Eric Lockett (born December 25, 1995) is an American professional basketball player who last played for Trefl Sopot of the Polish Basketball League (PLK). He played college basketball for George Mason, Chipola College, FIU, NC State from 2014 until 2019 and till March 2026 for Anwil Włocławek.

==High school career==
Lockett attended Whitefield Academy at Marietta, Georgia. As a senior, Lockett averaged 18 points, 9 rebounds and 4 assists per game.

==College career==
During his college career, Lockett attended George Mason, Chipola College, FIU and NC State from 2014 until 2019.

==Professional career==
===Al-Rayyan===
After going undrafted at the 2019 NBA draft, Lockett joined Al-Rayyan in Qatar.

===Bristol Flyers===
In February 2020, Lockett joined Bristol Flyers of the BBL. He played for two seasons with the club and in his second season, he went on to average 15 points and 7 rebounds and 4.2 assists per game.

===Aris===
On August 23, 2021, Lockett joined ENAD in Cyprus. However, he never appeared in a single game with the club, as he was transferred to Aris of the Greek Basket League.
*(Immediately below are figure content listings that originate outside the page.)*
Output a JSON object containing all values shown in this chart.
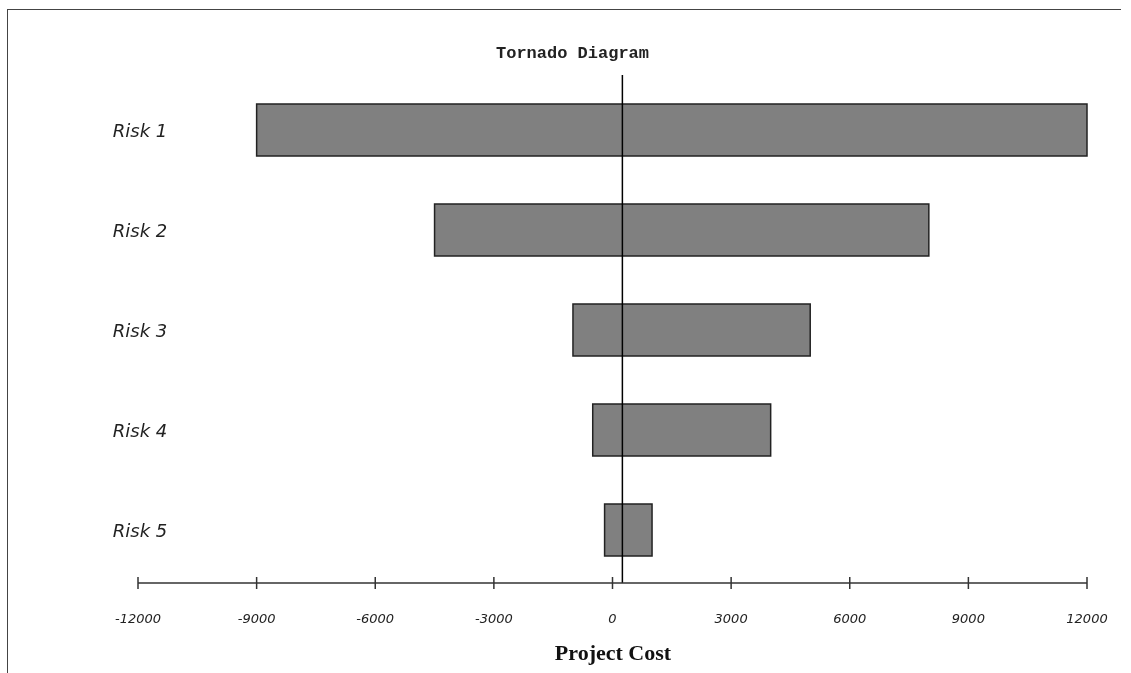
{
  "chart_data": {
    "type": "bar",
    "orientation": "horizontal",
    "title": "Tornado Diagram",
    "xlabel": "Project Cost",
    "categories": [
      "Risk 1",
      "Risk 2",
      "Risk 3",
      "Risk 4",
      "Risk 5"
    ],
    "base": [
      -9000,
      -4500,
      -1000,
      -500,
      -200
    ],
    "values": [
      21000,
      12500,
      6000,
      4500,
      1200
    ],
    "color": "#808080",
    "xlim": [
      -12000,
      12000
    ],
    "xticks": [
      -12000,
      -9000,
      -6000,
      -3000,
      0,
      3000,
      6000,
      9000,
      12000
    ],
    "ref_lines": [
      {
        "axis": "x",
        "value": 250,
        "color": "#000000"
      }
    ],
    "grid": false
  }
}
In 26 games, he averaged 6.1 points, 4 rebounds, 1.4 assists and 0.9 steals, playing around 22 minutes per contest and submitting tons of defensive energy to the court resulting in All-Greek League Defensive Team.

===Basketball Nymburk===
On August 8, 2022, he has signed with ERA Nymburk of the National Basketball League.

===Anwil Włocławek===
On July 10, 2025, he signed with Anwil Włocławek of the Polish Basketball League (PLK).

===Trefl Sopot===
On March 25, 2026, he signed with Trefl Sopot of the Polish Basketball League (PLK).